26 Ekim 2018 Cuma

KADİM BİR UYGARLIKTI MAYALAR


Mayalar kadim bir uygarlıktı. Topluluk olarak varolmaya inanır, münferit olduklarında ağırlaşır, uyku bastırır bundan imtina ederlerdi. Maya için yaşamak bir ağaç gibi tek ve hür değil, bilakis bir orman gibi kardeşçesine idi. Ne ile ilişkiye geçse onun içinde çoğalır, nitelik katar ve bulundukları ortamı dönüştürürdü mayalar.

Mayalar zamanın ustalarıydı. Zamana saygı duyar üzerlerindeki etkisine, değiştirme gücüne inanır öyle yaşarlardı. Tarım sayesinde buğdayla, mısırla tanıştılar. Suyun da yardımıyla ekmeği buldular. Buğdayı, arpayı suyla kurcalayıp birayı keşfettiler. Üzümün tatlı, ılık sularından şarabı icad ettiler mayalar. Analarının ak sütü gibi sarıldılar da ineklerin, koyunların, keçilerin ve dahi atların sütlerine, aç insanların karınlarını doyurdular mayalar. Çeşit çeşit ürünü buldular da parayı bulmadı mayalar, onu Lidyalılar buldu.

Elleri nasırlı Nasıralı bir marangozun söylediklerine (bu benim bedenim yiyin, bu benim kanım için) inanıp yola çıkanlar, geçtiler deryayı ama çayda boğuldular. Mayaların uygarlığına, marangozun yanlış anladıkları sözlerini yaymak icin saldırdılar. Oysa tek felsefesi vardı mayaların: Olmec veya olmemec; bütün meseleleri buydu. Altından ne çıkar hiç düşünmeden çoğalmak, yaşamak. Gelgelelim altının ışıltısı kamaştırdı gözlerini kanla beslenen Vatikan’ın. Ekmek ve şarap niyetine mayalanmış bedenleri kestiler, mayalı kanları akıttılar yeryüzüne. Yeni bir dünya keşfettik o halde Jesus’sız kalmasın tek bir köşesi diye itiraz eden herkesin de cezasını kestiler, Vatikan’a kananlar.

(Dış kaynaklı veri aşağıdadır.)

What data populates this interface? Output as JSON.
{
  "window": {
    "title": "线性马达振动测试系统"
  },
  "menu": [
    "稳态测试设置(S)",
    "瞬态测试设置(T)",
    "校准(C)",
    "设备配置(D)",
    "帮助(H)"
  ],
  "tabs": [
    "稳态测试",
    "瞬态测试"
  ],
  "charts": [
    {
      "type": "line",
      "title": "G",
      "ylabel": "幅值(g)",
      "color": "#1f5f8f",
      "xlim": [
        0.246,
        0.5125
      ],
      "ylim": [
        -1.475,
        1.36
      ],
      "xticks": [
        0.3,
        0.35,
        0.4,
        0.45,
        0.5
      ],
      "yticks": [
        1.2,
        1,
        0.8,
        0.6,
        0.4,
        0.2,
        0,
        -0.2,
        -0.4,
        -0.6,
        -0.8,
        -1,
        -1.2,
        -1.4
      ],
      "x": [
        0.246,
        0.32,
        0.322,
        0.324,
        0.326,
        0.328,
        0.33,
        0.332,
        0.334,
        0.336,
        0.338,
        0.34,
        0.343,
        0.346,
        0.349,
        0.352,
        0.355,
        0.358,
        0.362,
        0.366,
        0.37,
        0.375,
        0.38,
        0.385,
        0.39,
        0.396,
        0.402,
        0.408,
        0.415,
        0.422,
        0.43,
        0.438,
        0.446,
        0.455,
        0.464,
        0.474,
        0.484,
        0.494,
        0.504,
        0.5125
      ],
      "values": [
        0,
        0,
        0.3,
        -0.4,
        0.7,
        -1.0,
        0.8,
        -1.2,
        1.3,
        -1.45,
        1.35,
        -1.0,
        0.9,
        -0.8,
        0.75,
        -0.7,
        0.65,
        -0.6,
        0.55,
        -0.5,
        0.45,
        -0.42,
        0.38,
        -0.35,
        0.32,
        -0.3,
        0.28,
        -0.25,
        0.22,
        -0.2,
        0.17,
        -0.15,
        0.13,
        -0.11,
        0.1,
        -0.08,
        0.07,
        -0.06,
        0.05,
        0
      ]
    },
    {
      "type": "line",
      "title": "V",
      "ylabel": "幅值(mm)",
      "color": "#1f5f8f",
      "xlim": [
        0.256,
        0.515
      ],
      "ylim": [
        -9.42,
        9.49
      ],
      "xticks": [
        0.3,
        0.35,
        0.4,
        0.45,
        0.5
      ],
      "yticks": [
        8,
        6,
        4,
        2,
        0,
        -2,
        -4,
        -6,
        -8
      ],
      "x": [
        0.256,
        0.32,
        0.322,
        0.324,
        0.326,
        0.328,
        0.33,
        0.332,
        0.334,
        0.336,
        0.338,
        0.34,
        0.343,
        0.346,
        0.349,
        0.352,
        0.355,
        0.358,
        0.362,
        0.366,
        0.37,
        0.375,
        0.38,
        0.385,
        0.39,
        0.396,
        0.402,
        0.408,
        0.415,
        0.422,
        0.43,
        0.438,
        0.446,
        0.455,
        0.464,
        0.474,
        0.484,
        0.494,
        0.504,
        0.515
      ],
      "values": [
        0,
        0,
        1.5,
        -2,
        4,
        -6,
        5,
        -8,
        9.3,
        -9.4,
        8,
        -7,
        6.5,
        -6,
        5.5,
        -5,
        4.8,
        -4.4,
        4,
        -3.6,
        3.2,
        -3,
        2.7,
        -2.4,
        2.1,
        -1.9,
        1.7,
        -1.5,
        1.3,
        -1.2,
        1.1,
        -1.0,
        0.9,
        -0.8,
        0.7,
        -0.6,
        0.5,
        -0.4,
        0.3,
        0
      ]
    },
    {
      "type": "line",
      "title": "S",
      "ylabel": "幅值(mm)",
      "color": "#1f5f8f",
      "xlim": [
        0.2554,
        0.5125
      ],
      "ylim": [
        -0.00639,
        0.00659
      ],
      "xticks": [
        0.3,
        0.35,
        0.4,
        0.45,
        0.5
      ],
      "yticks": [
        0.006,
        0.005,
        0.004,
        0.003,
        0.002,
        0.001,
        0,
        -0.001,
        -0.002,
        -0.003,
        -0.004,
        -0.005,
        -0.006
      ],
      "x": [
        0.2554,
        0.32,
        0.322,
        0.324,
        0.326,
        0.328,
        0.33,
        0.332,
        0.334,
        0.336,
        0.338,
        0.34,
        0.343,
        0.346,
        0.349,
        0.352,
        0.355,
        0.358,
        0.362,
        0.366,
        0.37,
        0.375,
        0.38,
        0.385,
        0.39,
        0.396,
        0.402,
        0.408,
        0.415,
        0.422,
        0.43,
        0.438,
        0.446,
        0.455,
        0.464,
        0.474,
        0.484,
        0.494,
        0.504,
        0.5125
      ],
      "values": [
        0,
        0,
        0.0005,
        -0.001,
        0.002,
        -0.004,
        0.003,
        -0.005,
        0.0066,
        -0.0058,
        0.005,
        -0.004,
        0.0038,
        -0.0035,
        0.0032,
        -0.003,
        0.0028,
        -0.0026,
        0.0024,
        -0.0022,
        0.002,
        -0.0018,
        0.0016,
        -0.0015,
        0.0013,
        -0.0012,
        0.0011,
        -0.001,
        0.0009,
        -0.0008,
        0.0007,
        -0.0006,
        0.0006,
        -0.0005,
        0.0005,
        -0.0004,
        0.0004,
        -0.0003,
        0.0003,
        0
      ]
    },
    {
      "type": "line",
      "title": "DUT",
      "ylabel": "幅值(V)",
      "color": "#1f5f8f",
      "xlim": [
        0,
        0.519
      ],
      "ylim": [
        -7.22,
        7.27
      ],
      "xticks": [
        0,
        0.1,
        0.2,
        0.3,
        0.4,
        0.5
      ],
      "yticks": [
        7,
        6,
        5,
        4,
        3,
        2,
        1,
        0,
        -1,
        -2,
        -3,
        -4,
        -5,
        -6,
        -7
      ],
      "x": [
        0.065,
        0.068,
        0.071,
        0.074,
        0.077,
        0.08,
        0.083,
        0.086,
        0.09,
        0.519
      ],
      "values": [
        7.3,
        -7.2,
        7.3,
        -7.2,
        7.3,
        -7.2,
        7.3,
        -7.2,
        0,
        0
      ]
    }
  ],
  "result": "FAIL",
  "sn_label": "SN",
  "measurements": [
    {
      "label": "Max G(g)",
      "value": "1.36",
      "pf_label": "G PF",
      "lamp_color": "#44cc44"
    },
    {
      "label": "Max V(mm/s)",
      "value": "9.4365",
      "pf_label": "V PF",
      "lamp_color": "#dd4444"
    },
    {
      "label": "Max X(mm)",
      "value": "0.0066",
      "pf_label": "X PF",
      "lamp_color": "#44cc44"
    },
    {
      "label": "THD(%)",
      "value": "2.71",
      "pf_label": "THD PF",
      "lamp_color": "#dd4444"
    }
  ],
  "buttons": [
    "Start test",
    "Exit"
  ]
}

Oysa kadim bir uygarlığın yaşadığını bilemediler o ekmeklerde, şaraplarda ve yok ettiler geleceklerini mayaların. Gelecekleri vardıysa da görecekleri bu oldu insanlığın.

Biz burada mayalar aslında bağırsakta yaşayan kadim bir uygarlıktır diye bağırsak da, dediler ki; probiyotik bir yaşamdır artık yeni dünyadaki yaşam. Para eden canlılardır bizim için mayalar. Önce bozarız florasını barsakların, sonra salarız profesyonelleşmiş biyotiklerimizi ormanlarınıza. Neymiş o öyle bir orman gibi kardeşçesine yaşamak, komünistin dediğine bak.

Kadim bir uygarlıktı mayalar, silindiler, değiştirildiler, asimile oldular. Cortez’in kılıcıyla, Monsanto’nun oyunuyla. Oysa bilecekti yaşasaydı doğanın kanunuyla; halk icinde muteber bir nesne yok devlet gibi, ol maya ki, olsun devlet de cihanda bir nefes sıhhat gibi.